Bu, özellikle Silva’nın Firstman’ın hayata ve şöhrete palyaçoca yaklaşımını komedyenin viral gönderilerinde yansıttığından hem daha komik hem de daha melankolik hale getirmesi açısından geçerlidir. Sebastián, Jordan’ın görünüşte boş olan basmakalıp sözlerine kızabilir (“İstediğin şey olmazsın, inandığın şey olursun”), ancak film yine de daha önceki birkaç film gibi 21. yüzyılın çevrimiçi yaşamının ahlakını yakalıyor. Jordan, Sebastián’ın kaybolduktan sonra kendini göstermesini sağlamanın bir yolu olarak takipçilerini “bu kaltağa siber zorbalık yapmaya” zorladığında, üslup hem ciddi hem de eşit ölçüde ironik; burada bir duruş var ama agresif bir şekilde samimi bir hedef için.

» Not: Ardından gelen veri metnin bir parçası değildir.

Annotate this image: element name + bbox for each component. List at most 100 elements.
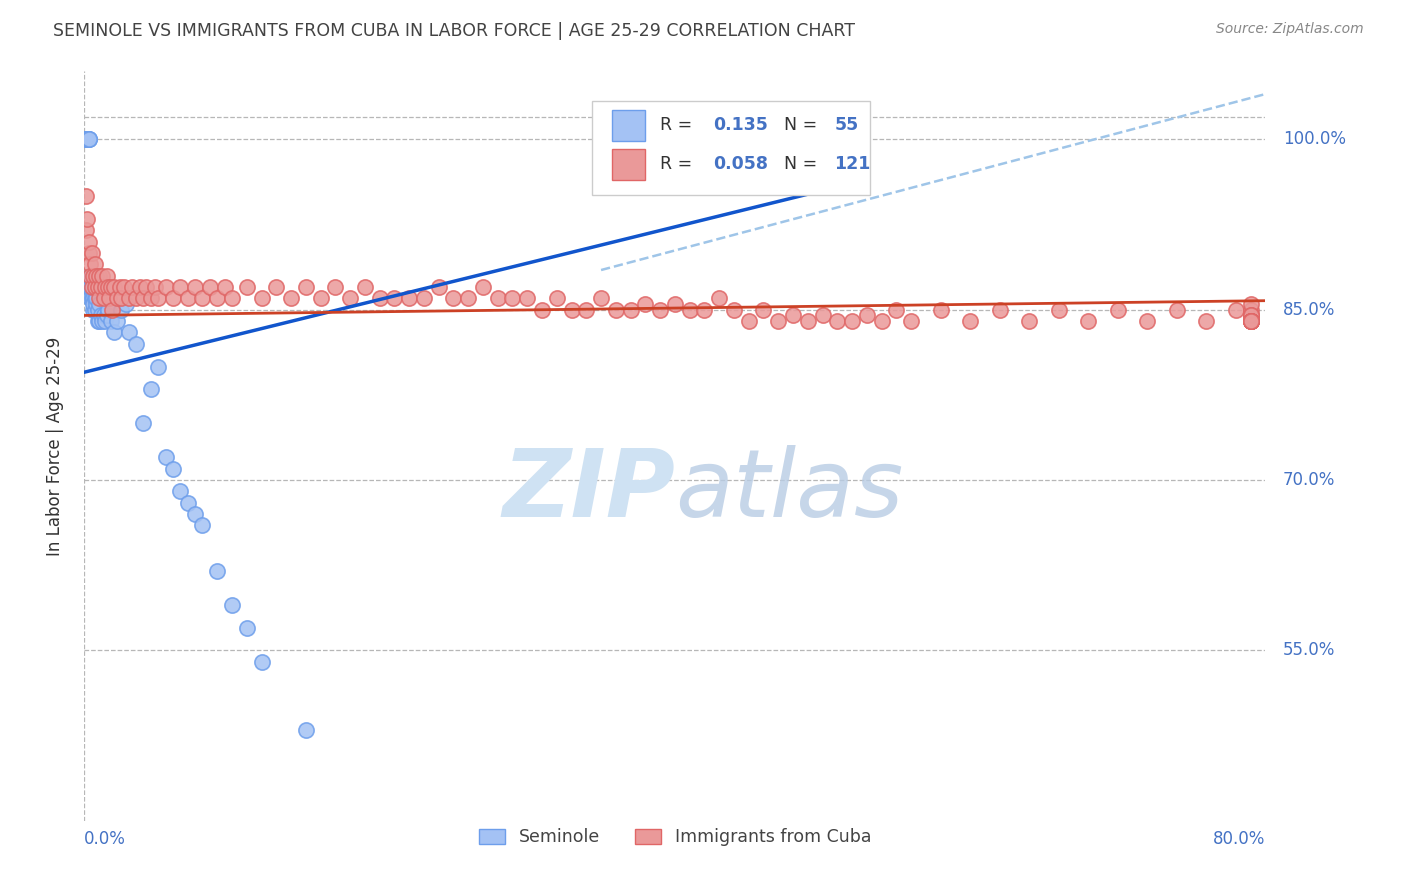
Text: N =: N = <box>783 155 823 173</box>
Point <box>797 314 820 328</box>
Text: In Labor Force | Age 25-29: In Labor Force | Age 25-29 <box>46 336 63 556</box>
Point <box>162 461 184 475</box>
Point <box>121 280 143 294</box>
Point <box>110 292 132 306</box>
Point <box>98 292 121 306</box>
Point <box>1240 314 1263 328</box>
Point <box>75 189 97 203</box>
Point <box>77 246 100 260</box>
Point <box>87 297 111 311</box>
Text: 0.058: 0.058 <box>713 155 768 173</box>
Point <box>1107 302 1129 317</box>
Point <box>679 302 702 317</box>
Point <box>693 302 716 317</box>
Point <box>125 336 148 351</box>
FancyBboxPatch shape <box>592 102 870 195</box>
Point <box>86 280 108 294</box>
Point <box>325 280 347 294</box>
Text: 0.135: 0.135 <box>713 116 768 135</box>
Point <box>1195 314 1218 328</box>
Point <box>177 292 200 306</box>
Point <box>79 292 101 306</box>
Point <box>105 314 128 328</box>
Point <box>148 359 170 374</box>
Point <box>1240 297 1263 311</box>
Text: Source: ZipAtlas.com: Source: ZipAtlas.com <box>1216 22 1364 37</box>
Text: atlas: atlas <box>675 445 903 536</box>
Point <box>295 723 318 737</box>
Point <box>97 302 120 317</box>
Point <box>79 280 101 294</box>
Point <box>169 280 191 294</box>
Point <box>221 598 243 612</box>
Point <box>139 382 162 396</box>
Point <box>76 132 98 146</box>
Text: R =: R = <box>659 155 697 173</box>
Point <box>91 268 114 283</box>
Point <box>79 268 101 283</box>
Point <box>80 268 103 283</box>
Text: 85.0%: 85.0% <box>1284 301 1336 318</box>
Point <box>155 280 177 294</box>
Point <box>575 302 598 317</box>
Point <box>1225 302 1247 317</box>
Point <box>86 302 108 317</box>
Point <box>486 292 509 306</box>
Point <box>768 314 790 328</box>
Point <box>398 292 420 306</box>
Point <box>118 326 141 340</box>
Point <box>76 132 98 146</box>
Point <box>516 292 538 306</box>
Point <box>77 132 100 146</box>
Point <box>634 297 657 311</box>
Point <box>457 292 479 306</box>
Point <box>280 292 302 306</box>
Point <box>1240 314 1263 328</box>
Point <box>295 280 318 294</box>
Point <box>80 280 103 294</box>
Point <box>96 309 118 323</box>
Point <box>368 292 391 306</box>
Point <box>129 280 152 294</box>
Point <box>1047 302 1070 317</box>
Point <box>77 235 100 249</box>
Point <box>1077 314 1099 328</box>
Point <box>236 621 259 635</box>
Point <box>214 280 236 294</box>
Point <box>620 302 643 317</box>
Point <box>1240 314 1263 328</box>
Point <box>82 302 104 317</box>
Point <box>827 314 849 328</box>
Point <box>125 292 148 306</box>
Point <box>132 417 155 431</box>
Point <box>83 292 105 306</box>
Point <box>155 450 177 465</box>
Point <box>309 292 332 306</box>
Point <box>443 292 465 306</box>
Point <box>382 292 406 306</box>
Point <box>76 211 98 226</box>
Legend: Seminole, Immigrants from Cuba: Seminole, Immigrants from Cuba <box>472 822 877 853</box>
Point <box>413 292 436 306</box>
Point <box>94 314 117 328</box>
Text: N =: N = <box>783 116 823 135</box>
Point <box>112 280 135 294</box>
Point <box>650 302 672 317</box>
Point <box>1240 314 1263 328</box>
Point <box>811 309 834 323</box>
Point <box>1166 302 1188 317</box>
Point <box>531 302 554 317</box>
Point <box>82 297 104 311</box>
Point <box>250 655 273 669</box>
Point <box>143 280 166 294</box>
Point <box>427 280 450 294</box>
Point <box>561 302 583 317</box>
Point <box>75 132 97 146</box>
Text: 0.0%: 0.0% <box>84 830 127 847</box>
Point <box>87 292 111 306</box>
Point <box>77 132 100 146</box>
Point <box>75 132 97 146</box>
Point <box>82 268 104 283</box>
Point <box>169 484 191 499</box>
Point <box>250 292 273 306</box>
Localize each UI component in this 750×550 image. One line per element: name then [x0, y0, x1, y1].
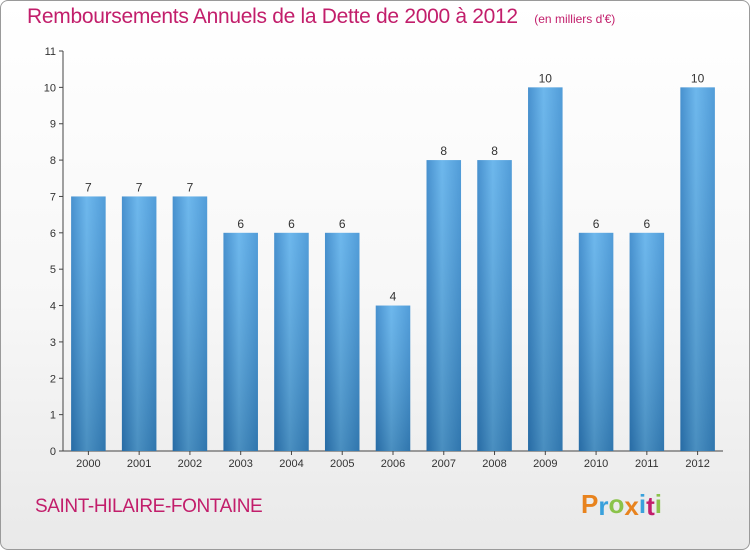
commune-name: SAINT-HILAIRE-FONTAINE: [35, 496, 263, 517]
y-tick-label: 3: [50, 337, 56, 349]
logo-letter: P: [581, 489, 599, 519]
x-tick-label: 2001: [127, 458, 151, 470]
bar-shade-2001: [121, 196, 157, 451]
logo-letter: r: [598, 491, 609, 521]
title-row: Remboursements Annuels de la Dette de 20…: [27, 5, 615, 29]
y-tick-label: 2: [50, 373, 56, 385]
x-tick-label: 2012: [685, 458, 709, 470]
y-tick-label: 8: [50, 155, 56, 167]
bar-shade-2006: [375, 305, 411, 451]
y-tick-label: 9: [50, 119, 56, 131]
y-tick-label: 0: [50, 446, 56, 458]
data-label-2002: 7: [187, 180, 194, 194]
y-tick-label: 1: [50, 410, 56, 422]
x-tick-label: 2009: [533, 458, 557, 470]
x-tick-label: 2000: [76, 458, 100, 470]
x-tick-label: 2003: [228, 458, 252, 470]
data-label-2005: 6: [339, 217, 346, 231]
bar-shade-2010: [578, 232, 614, 451]
x-tick-label: 2010: [584, 458, 608, 470]
bar-shade-2009: [528, 87, 563, 451]
data-label-2009: 10: [539, 71, 553, 85]
data-label-2010: 6: [593, 217, 600, 231]
logo-letter: o: [608, 489, 625, 519]
bar-shade-2005: [324, 232, 360, 451]
bar-shade-2007: [426, 160, 462, 451]
data-label-2011: 6: [644, 217, 651, 231]
x-tick-label: 2004: [279, 458, 303, 470]
logo-letter: i: [638, 489, 647, 519]
chart-title: Remboursements Annuels de la Dette de 20…: [27, 5, 518, 28]
logo-letter: t: [646, 491, 655, 521]
y-tick-label: 5: [50, 264, 56, 276]
bar-shade-2004: [274, 232, 309, 451]
bar-shade-2011: [629, 232, 665, 451]
bar-shade-2003: [223, 232, 258, 451]
data-label-2008: 8: [491, 144, 498, 158]
y-tick-label: 4: [50, 301, 56, 313]
x-tick-label: 2002: [178, 458, 202, 470]
y-tick-label: 10: [44, 82, 56, 94]
x-tick-label: 2007: [432, 458, 456, 470]
y-tick-label: 6: [50, 228, 56, 240]
bar-shade-2000: [71, 196, 106, 451]
proxiti-logo[interactable]: Proxiti: [581, 489, 662, 521]
x-tick-label: 2008: [482, 458, 506, 470]
x-tick-label: 2006: [381, 458, 405, 470]
data-label-2001: 7: [136, 180, 143, 194]
y-tick-label: 11: [45, 46, 56, 58]
x-tick-label: 2011: [635, 458, 659, 470]
y-tick-label: 7: [50, 191, 56, 203]
data-label-2007: 8: [440, 144, 447, 158]
chart-unit: (en milliers d'€): [534, 12, 616, 26]
data-label-2006: 4: [390, 290, 397, 304]
bar-shade-2008: [477, 160, 512, 451]
logo-letter: i: [654, 489, 662, 519]
bar-shade-2002: [172, 196, 208, 451]
logo-letter: x: [624, 491, 639, 521]
data-label-2003: 6: [237, 217, 244, 231]
data-label-2004: 6: [288, 217, 295, 231]
data-label-2000: 7: [85, 180, 92, 194]
data-label-2012: 10: [691, 71, 705, 85]
bar-shade-2012: [680, 87, 715, 451]
x-tick-label: 2005: [330, 458, 354, 470]
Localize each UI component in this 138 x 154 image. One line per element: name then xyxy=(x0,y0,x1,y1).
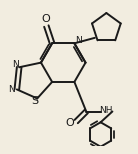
Text: N: N xyxy=(76,36,82,45)
Text: N: N xyxy=(12,60,19,69)
Text: O: O xyxy=(42,14,51,24)
Text: S: S xyxy=(31,96,39,106)
Text: O: O xyxy=(66,118,75,128)
Text: NH: NH xyxy=(99,106,113,115)
Text: N: N xyxy=(8,85,15,94)
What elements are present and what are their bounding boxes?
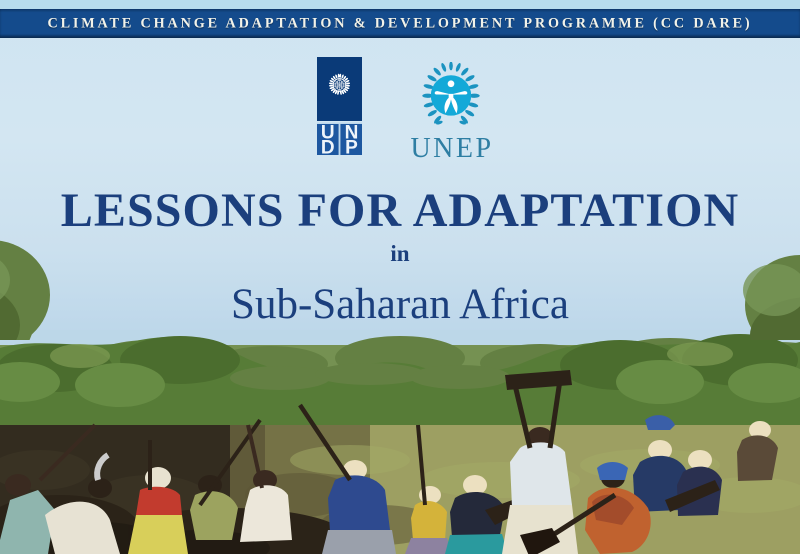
svg-text:P: P <box>345 138 358 157</box>
svg-text:D: D <box>321 138 335 157</box>
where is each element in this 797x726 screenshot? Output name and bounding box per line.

“The Maid”in ortak yazarı Pedro Peirano ile yeniden işbirliği yapan Silva, 2009’da ödüllü bu filmin Sundance Film Festivali’nde izlenmesi gereken bir yetenek olduğunu ilk kez duyurmasından bu yana onu bağımsız bir sevgili yapan kendine özgü duyarlılığı ortaya koyuyor. Ne de olsa, geniş bir komediyi (köpekler ve dışkı içeren) sorunsuz bir şekilde The Cranberries’in bir kapağına puanlanmış kendi kendine ilgili felsefi düşüncelerin yanı sıra sahneleyebilen türden bir film yapımcısı; çift ​​taraflı bir yapay penisi uygun bir dekor olarak ustaca yerleştirebilen ve izleyicilerinin “Gerçekten Umurumda Değil, Değil mi?” ceket Jordan sporları, ona zamanında ek bir alt metin veriyor.

Kurnaz tonu ve çılgınca iddialı temalarıyla, Silva’nın çok sayıda başlığını odak noktasına getiren çirkin, müstehcen filminin tökezlemesi şaşırtıcı değil. Sebastián’ın sanatı ve filmdeki günlüğü gibi, “Güneşte Çürümek” de komik bir şekilde birbirine dikilmişse alelacele alıntılar, fikirler ve provokasyonlardan oluşan bir yama işi olmaya devam ediyor. Saavedra ve Firstman oldukça komik bir çift oluşturuyorlar (özellikle bir anında çeviri uygulamasında konuşurken), ancak eşleşmeleri, ne kadar kasıtlı olursa olsun, hiçbir yere varmıyor. Filmdeki diğer her şey kadar absürt olan son, biraz fazla kullanılıp atılabilir olsa da tamamen eğlenceli olan, K- ve poppers-yakıtlı hata komedisine kör bir perde çağrısı kadar bir sonuç sunmuyor.